Rac1 is a member of the Rho family of
small GTPases, which control signaling pathways that regulate actin cytoskeletal dynamics and gene transcription. Rac1 is activated by
guanine nucleotide exchange factors and inactivated by
GTPase-activating proteins. In addition, Rho-
GDP dissociation inhibitors (
Rho-GDIs) can inhibit Rac1 by sequestering it in the cytoplasm. We have found previously that
colorectal tumors express an alternatively spliced variant, Rac1b, containing 19 additional
amino acids following the switch II region. Here we characterized the regulation and downstream signaling of Rac1b. Although little Rac1b
protein is expressed in cells, the amount of activated Rac1b
protein often exceeds that of activated Rac1, suggesting that Rac1b contributes significantly to the downstream signaling of Rac in cells. The regulation of both Rac1 and Rac1b activities is dependent on
guanine nucleotide exchange factors and
GTPase-activating proteins, but the difference in their activation is mainly determined by the inability of Rac1b to interact with
Rho-GDI. As a consequence, most Rac1b remains bound to the plasma membrane and is not sequestered by
Rho-GDI in the cytoplasm.
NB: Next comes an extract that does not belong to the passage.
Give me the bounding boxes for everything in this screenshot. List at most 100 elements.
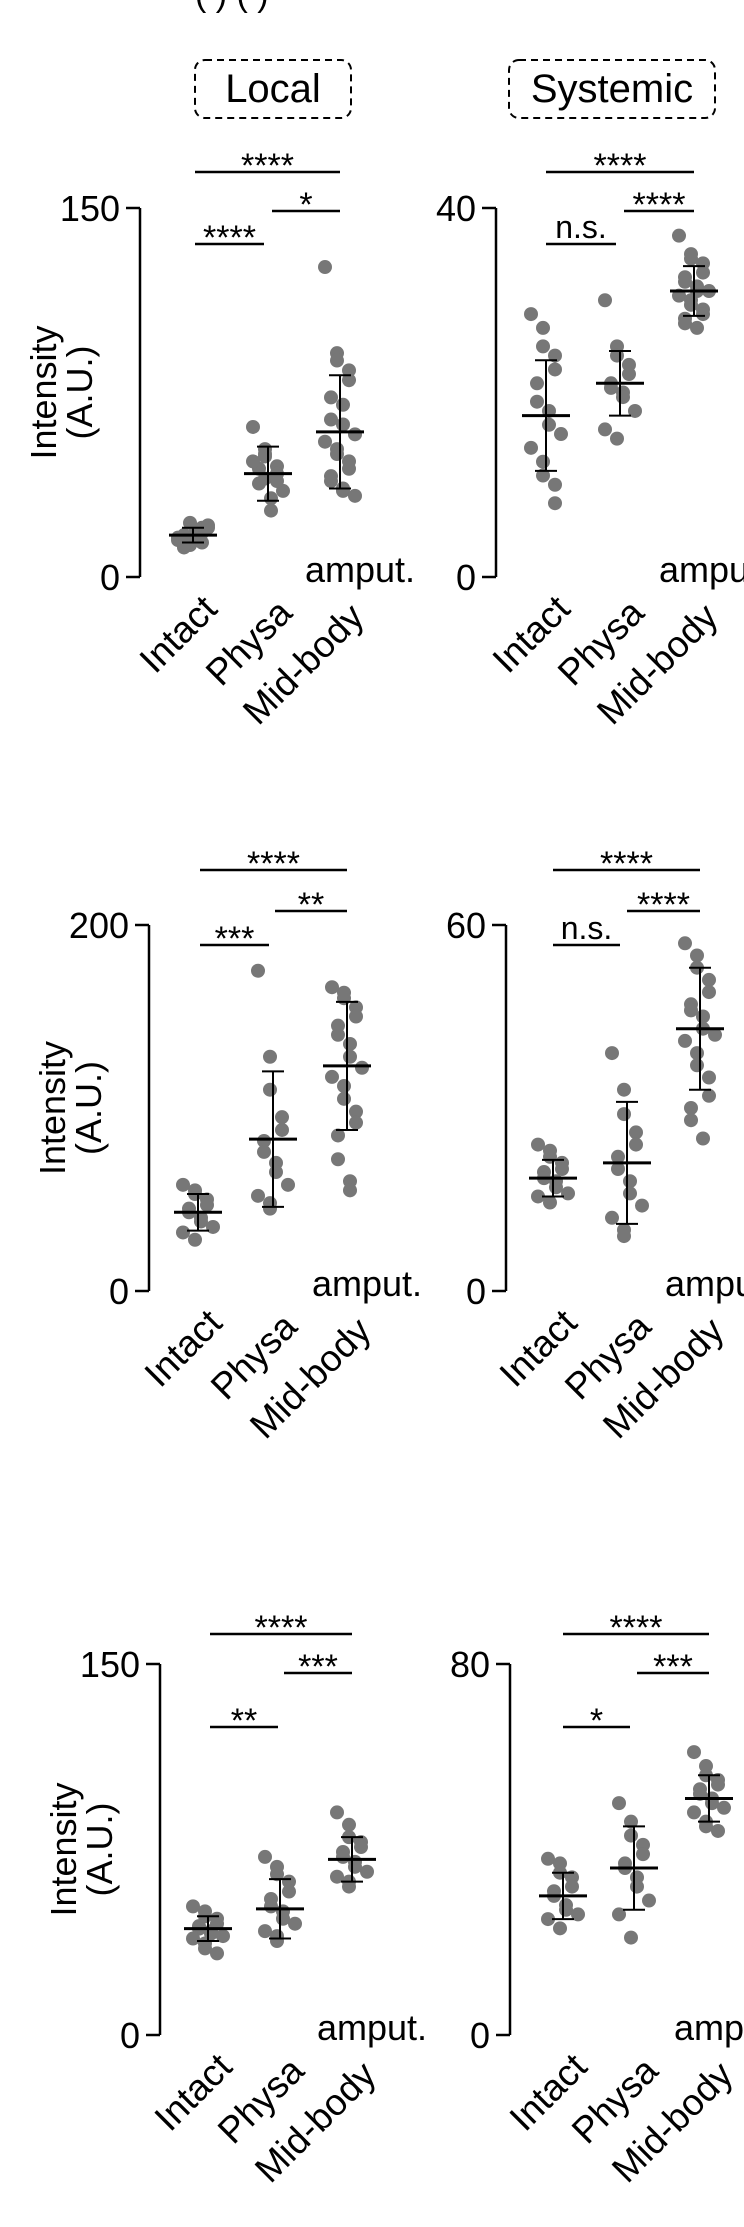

Unlike Rac1, activated Rac1b is unable to induce lamellipodia formation and is unable to bind and activate p21-activated
protein kinase nor activate the downstream
protein kinase JNK. However, both Rac1 and Rac1b are able to activate NFkappaB to the same extent. These data suggest that alternative splicing of Rac1 leads to a highly active Rac variant that differs in regulation and downstream signaling.